EL GRAN AÑO SOLAR (POEMAS)

Mientras los europeos del siglo XVI aún se regían por el calendario juliano, que fijaba la duración del año solar en 365,25 días, los mayas, utilizando un calendario cíclico que se repetía cada 52 años, formado por tres diferentes cuentas de tiempo: sagrada, civil y larga, que transcurrían simultáneamente, consiguieron calcularlo con mayor exactitud. Lograron esos impresionantes cómputos, gracias a un sistema posicional (cada símbolo tiene un valor diferente según la posición que ocupe) y a la utilización del concepto del cero. Una vez definida la duración exacta del año solar (períplo total de nuestro planeta alrededor de su estrella), se propusieron calcular también la duración del ciclo completo del sol, en su movimiento a través de las constelaciones zodiacales.


El sol, que se mueve alrededor de las constelaciones en sentido inverso a nuestra apreciación desde el planeta, tarda, según sus cálculos, unos 25920 años en recorrer toda la banda zodiacal, lo que se conoce como Año Galáctico o Gran Año; mientras que el desplazamiento de una constelación a otra se denomina Era Zodiacal.  Pues bien, los mayas calcularon el momento en el que el sol debió alinearse con el centro de la galaxia, haciéndolo coincidir con el día del solsticio de invierno (21 de diciembre, según su calendario) que fue tomado como punto inicial. 

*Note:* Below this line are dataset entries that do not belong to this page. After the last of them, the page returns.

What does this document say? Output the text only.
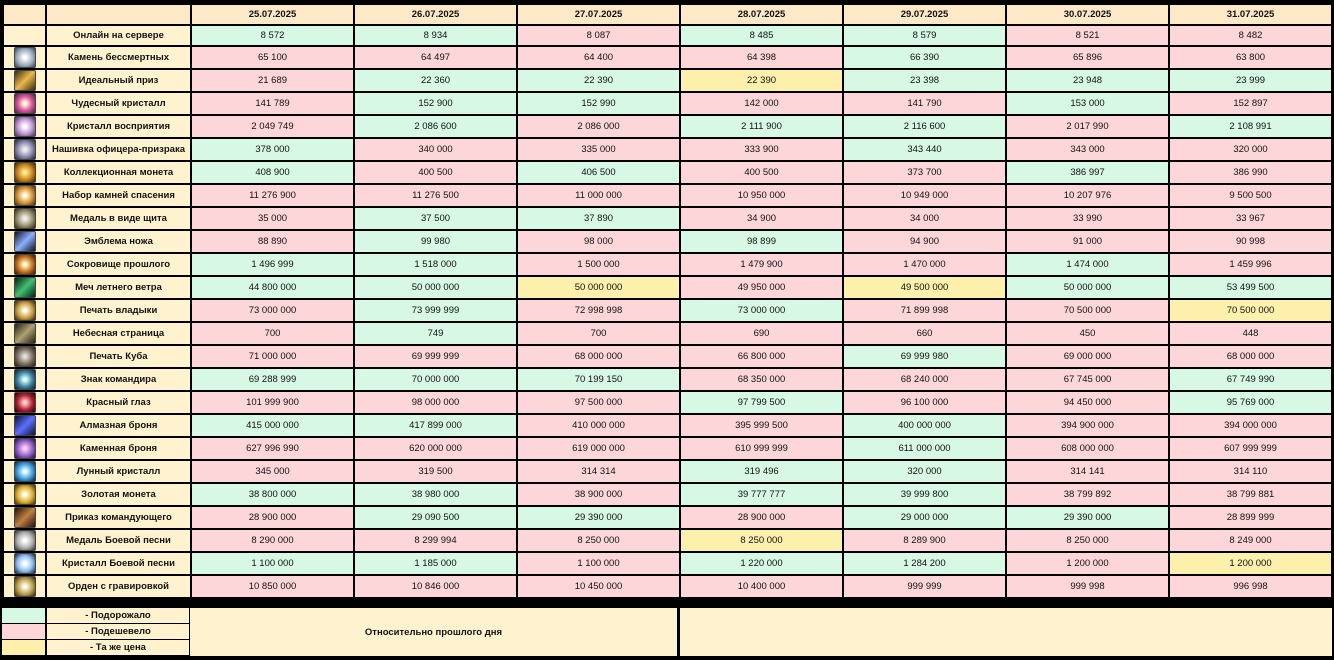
		25.07.2025	26.07.2025	27.07.2025	28.07.2025	29.07.2025	30.07.2025	31.07.2025
	Онлайн на сервере	8 572	8 934	8 087	8 485	8 579	8 521	8 482

	Камень бессмертных	65 100	64 497	64 400	64 398	66 390	65 896	63 800

	Идеальный приз	21 689	22 360	22 390	22 390	23 398	23 948	23 999

	Чудесный кристалл	141 789	152 900	152 990	142 000	141 790	153 000	152 897

	Кристалл восприятия	2 049 749	2 086 600	2 086 000	2 111 900	2 116 600	2 017 990	2 108 991

	Нашивка офицера-призрака	378 000	340 000	335 000	333 900	343 440	343 000	320 000

	Коллекционная монета	408 900	400 500	406 500	400 500	373 700	386 997	386 990

	Набор камней спасения	11 276 900	11 276 500	11 000 000	10 950 000	10 949 000	10 207 976	9 500 500

	Медаль в виде щита	35 000	37 500	37 890	34 900	34 000	33 990	33 967

	Эмблема ножа	88 890	99 980	98 000	98 899	94 900	91 000	90 998

	Сокровище прошлого	1 496 999	1 518 000	1 500 000	1 479 900	1 470 000	1 474 000	1 459 996

	Меч летнего ветра	44 800 000	50 000 000	50 000 000	49 950 000	49 500 000	50 000 000	53 499 500

	Печать владыки	73 000 000	73 999 999	72 998 998	73 000 000	71 899 998	70 500 000	70 500 000

	Небесная страница	700	749	700	690	660	450	448

	Печать Куба	71 000 000	69 999 999	68 000 000	66 800 000	69 999 980	69 000 000	68 000 000

	Знак командира	69 288 999	70 000 000	70 199 150	68 350 000	68 240 000	67 745 000	67 749 990

	Красный глаз	101 999 900	98 000 000	97 500 000	97 799 500	96 100 000	94 450 000	95 769 000

	Алмазная броня	415 000 000	417 899 000	410 000 000	395 999 500	400 000 000	394 900 000	394 000 000

	Каменная броня	627 996 990	620 000 000	619 000 000	610 999 999	611 000 000	608 000 000	607 999 999

	Лунный кристалл	345 000	319 500	314 314	319 496	320 000	314 141	314 110

	Золотая монета	38 800 000	38 980 000	38 900 000	39 777 777	39 999 800	38 799 892	38 799 881

	Приказ командующего	28 900 000	29 090 500	29 390 000	28 900 000	29 000 000	29 390 000	28 899 999

	Медаль Боевой песни	8 290 000	8 299 994	8 250 000	8 250 000	8 289 900	8 250 000	8 249 000

	Кристалл Боевой песни	1 100 000	1 185 000	1 100 000	1 220 000	1 284 200	1 200 000	1 200 000

	Орден с гравировкой	10 850 000	10 846 000	10 450 000	10 400 000	999 999	999 998	996 998
- Подорожало
- Подешевело
- Та же цена
Относительно прошлого дня
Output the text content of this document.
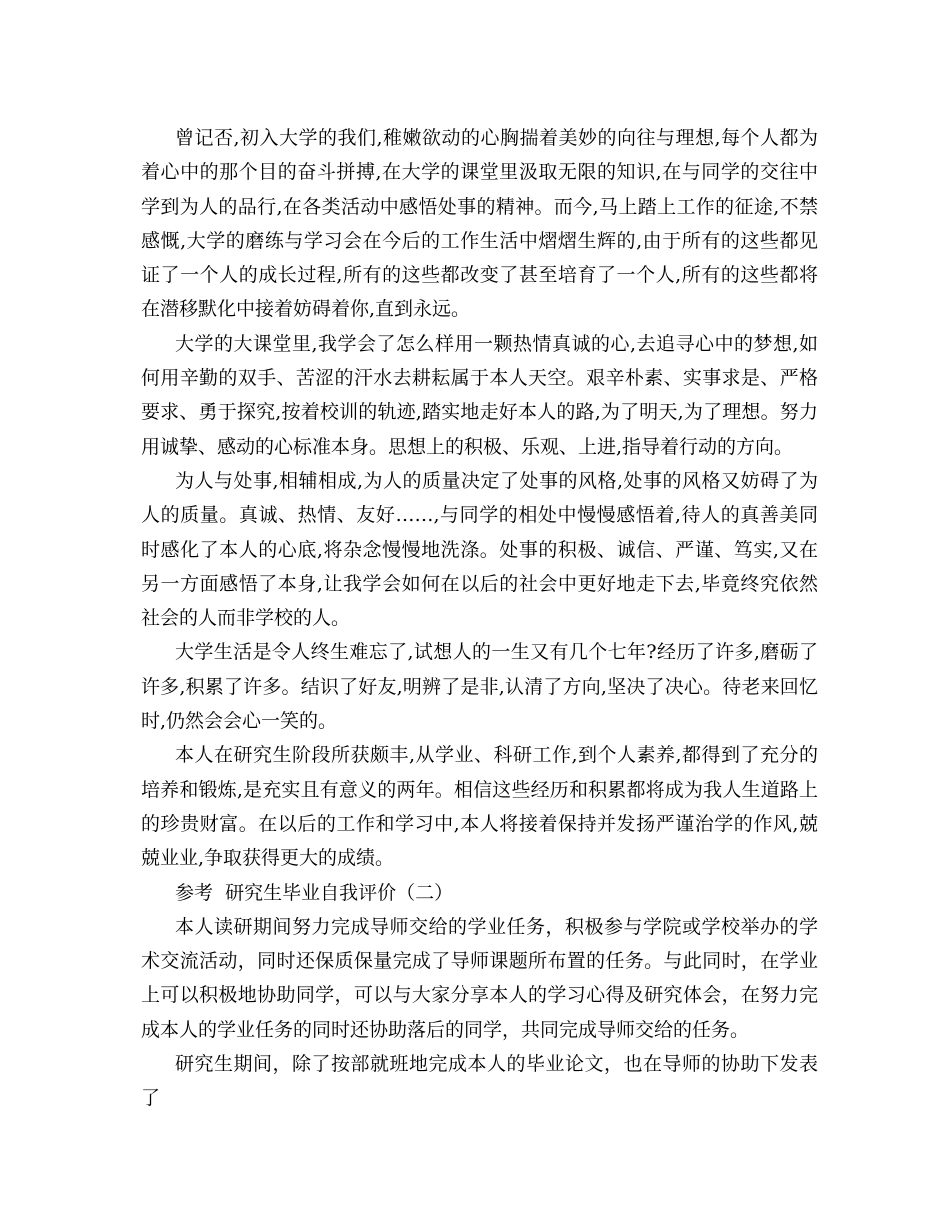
曾记否,初入大学的我们,稚嫩欲动的心胸揣着美妙的向往与理想,每个人都为着心中的那个目的奋斗拼搏,在大学的课堂里汲取无限的知识,在与同学的交往中学到为人的品行,在各类活动中感悟处事的精神。而今,马上踏上工作的征途,不禁感慨,大学的磨练与学习会在今后的工作生活中熠熠生辉的,由于所有的这些都见证了一个人的成长过程,所有的这些都改变了甚至培育了一个人,所有的这些都将在潜移默化中接着妨碍着你,直到永远。

大学的大课堂里,我学会了怎么样用一颗热情真诚的心,去追寻心中的梦想,如何用辛勤的双手、苦涩的汗水去耕耘属于本人天空。艰辛朴素、实事求是、严格要求、勇于探究,按着校训的轨迹,踏实地走好本人的路,为了明天,为了理想。努力用诚挚、感动的心标准本身。思想上的积极、乐观、上进,指导着行动的方向。

为人与处事,相辅相成,为人的质量决定了处事的风格,处事的风格又妨碍了为人的质量。真诚、热情、友好……,与同学的相处中慢慢感悟着,待人的真善美同时感化了本人的心底,将杂念慢慢地洗涤。处事的积极、诚信、严谨、笃实,又在另一方面感悟了本身,让我学会如何在以后的社会中更好地走下去,毕竟终究依然社会的人而非学校的人。

大学生活是令人终生难忘了,试想人的一生又有几个七年?经历了许多,磨砺了许多,积累了许多。结识了好友,明辨了是非,认清了方向,坚决了决心。待老来回忆时,仍然会会心一笑的。

本人在研究生阶段所获颇丰,从学业、科研工作,到个人素养,都得到了充分的培养和锻炼,是充实且有意义的两年。相信这些经历和积累都将成为我人生道路上的珍贵财富。在以后的工作和学习中,本人将接着保持并发扬严谨治学的作风,兢兢业业,争取获得更大的成绩。

参考  研究生毕业自我评价（二）

本人读研期间努力完成导师交给的学业任务，积极参与学院或学校举办的学术交流活动，同时还保质保量完成了导师课题所布置的任务。与此同时，在学业上可以积极地协助同学，可以与大家分享本人的学习心得及研究体会，在努力完成本人的学业任务的同时还协助落后的同学，共同完成导师交给的任务。

研究生期间，除了按部就班地完成本人的毕业论文，也在导师的协助下发表了
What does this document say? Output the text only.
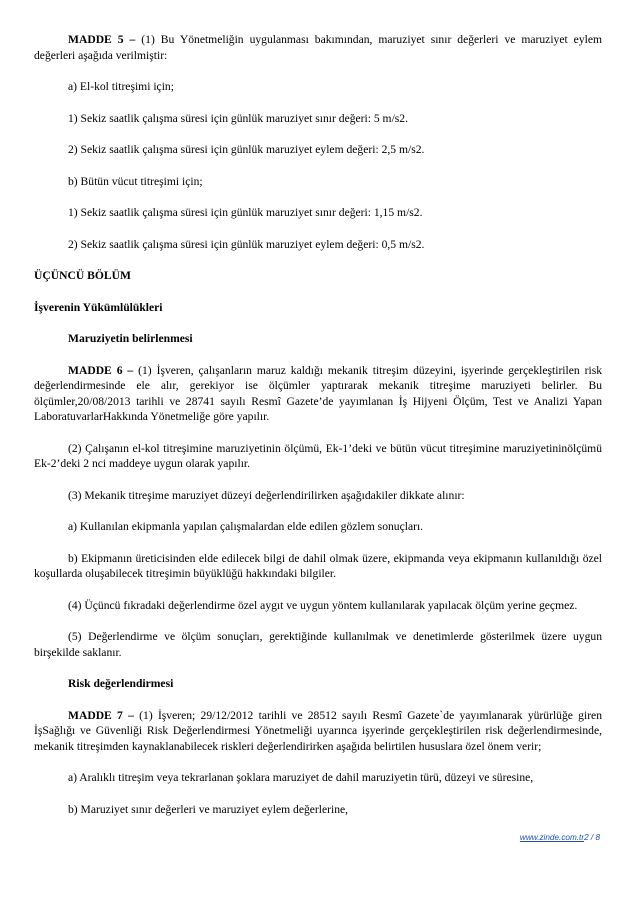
MADDE 5 – (1) Bu Yönetmeliğin uygulanması bakımından, maruziyet sınır değerleri ve maruziyet eylem değerleri aşağıda verilmiştir:

a) El-kol titreşimi için;

1) Sekiz saatlik çalışma süresi için günlük maruziyet sınır değeri: 5 m/s2.

2) Sekiz saatlik çalışma süresi için günlük maruziyet eylem değeri: 2,5 m/s2.

b) Bütün vücut titreşimi için;

1) Sekiz saatlik çalışma süresi için günlük maruziyet sınır değeri: 1,15 m/s2.

2) Sekiz saatlik çalışma süresi için günlük maruziyet eylem değeri: 0,5 m/s2.

ÜÇÜNCÜ BÖLÜM

İşverenin Yükümlülükleri

Maruziyetin belirlenmesi

MADDE 6 – (1) İşveren, çalışanların maruz kaldığı mekanik titreşim düzeyini, işyerinde gerçekleştirilen risk değerlendirmesinde ele alır, gerekiyor ise ölçümler yaptırarak mekanik titreşime maruziyeti belirler. Bu ölçümler,20/08/2013 tarihli ve 28741 sayılı Resmî Gazete’de yayımlanan İş Hijyeni Ölçüm, Test ve Analizi Yapan LaboratuvarlarHakkında Yönetmeliğe göre yapılır.

(2) Çalışanın el-kol titreşimine maruziyetinin ölçümü, Ek-1’deki ve bütün vücut titreşimine maruziyetininölçümü Ek-2’deki 2 nci maddeye uygun olarak yapılır.

(3) Mekanik titreşime maruziyet düzeyi değerlendirilirken aşağıdakiler dikkate alınır:

a) Kullanılan ekipmanla yapılan çalışmalardan elde edilen gözlem sonuçları.

b) Ekipmanın üreticisinden elde edilecek bilgi de dahil olmak üzere, ekipmanda veya ekipmanın kullanıldığı özel koşullarda oluşabilecek titreşimin büyüklüğü hakkındaki bilgiler.

(4) Üçüncü fıkradaki değerlendirme özel aygıt ve uygun yöntem kullanılarak yapılacak ölçüm yerine geçmez.

(5) Değerlendirme ve ölçüm sonuçları, gerektiğinde kullanılmak ve denetimlerde gösterilmek üzere uygun birşekilde saklanır.

Risk değerlendirmesi

MADDE 7 – (1) İşveren; 29/12/2012 tarihli ve 28512 sayılı Resmî Gazete`de yayımlanarak yürürlüğe giren İşSağlığı ve Güvenliği Risk Değerlendirmesi Yönetmeliği uyarınca işyerinde gerçekleştirilen risk değerlendirmesinde, mekanik titreşimden kaynaklanabilecek riskleri değerlendirirken aşağıda belirtilen hususlara özel önem verir;

a) Aralıklı titreşim veya tekrarlanan şoklara maruziyet de dahil maruziyetin türü, düzeyi ve süresine,

b) Maruziyet sınır değerleri ve maruziyet eylem değerlerine,

www.zinde.com.tr2 / 8
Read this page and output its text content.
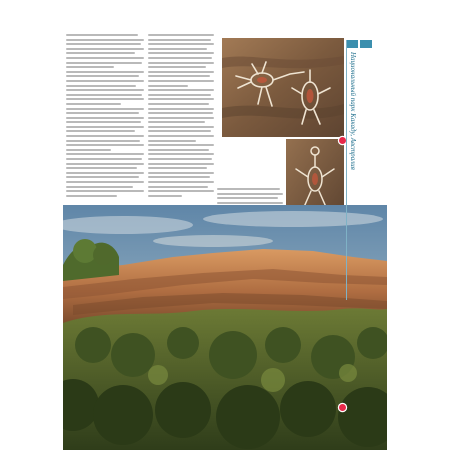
Национальный парк Какаду, Австралия
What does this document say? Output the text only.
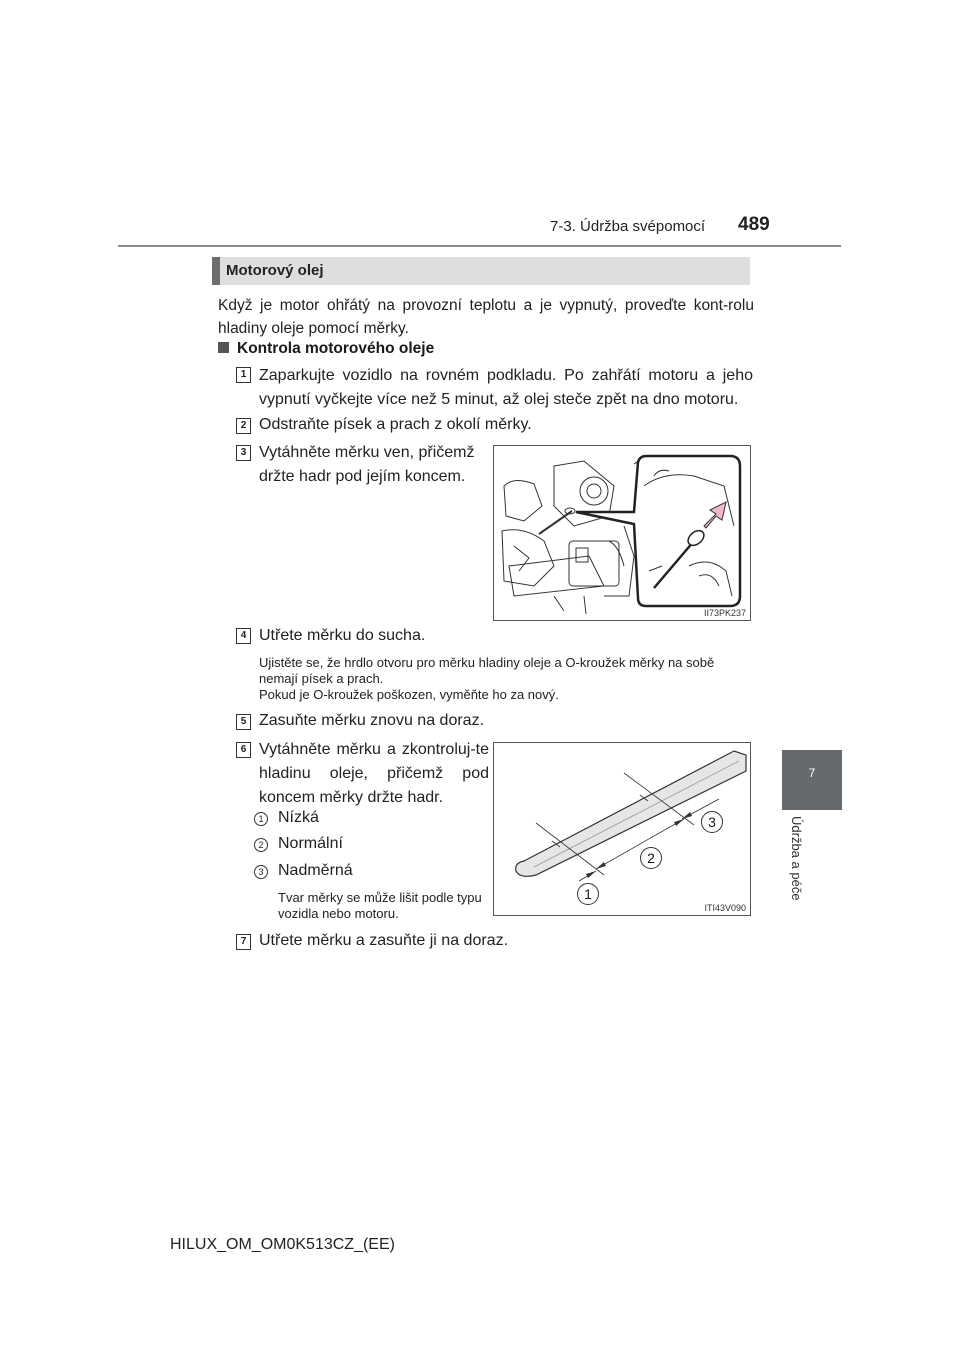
7-3. Údržba svépomocí 489
7
Údržba a péče
Motorový olej
Když je motor ohřátý na provozní teplotu a je vypnutý, proveďte kont-rolu hladiny oleje pomocí měrky.
Kontrola motorového oleje
1 Zaparkujte vozidlo na rovném podkladu. Po zahřátí motoru a jeho vypnutí vyčkejte více než 5 minut, až olej steče zpět na dno motoru.
2 Odstraňte písek a prach z okolí měrky.
3 Vytáhněte měrku ven, přičemž držte hadr pod jejím koncem.
II73PK237
4 Utřete měrku do sucha.
Ujistěte se, že hrdlo otvoru pro měrku hladiny oleje a O-kroužek měrky na sobě nemají písek a prach.
Pokud je O-kroužek poškozen, vyměňte ho za nový.
5 Zasuňte měrku znovu na doraz.
6 Vytáhněte měrku a zkontroluj-te hladinu oleje, přičemž pod koncem měrky držte hadr.
1 Nízká
2 Normální
3 Nadměrná
Tvar měrky se může lišit podle typu vozidla nebo motoru.
1
2
3
ITI43V090
7 Utřete měrku a zasuňte ji na doraz.
HILUX_OM_OM0K513CZ_(EE)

La mayoría de los astrómos actuales creen que, en el centro de nuestra galaxia, ha de existir un masivo agujero negro, millones de veces superior al tamaño del sol. Ahí es donde confluyen ciencia y mitología, porque para los antiguos mayas, la Vía Láctea representó a la Gran Madre Cósmica de donde nació la Vida; y percibieron su gran protuberancia central como el Útero Cósmico. Dentro de esa protuberancia central se encuentra lo que parece un corredor oscuro, conocido como la grieta oscura (dark rift). Los mayas ya sabían de su existencia y la denominaban “el paso del nacimiento”.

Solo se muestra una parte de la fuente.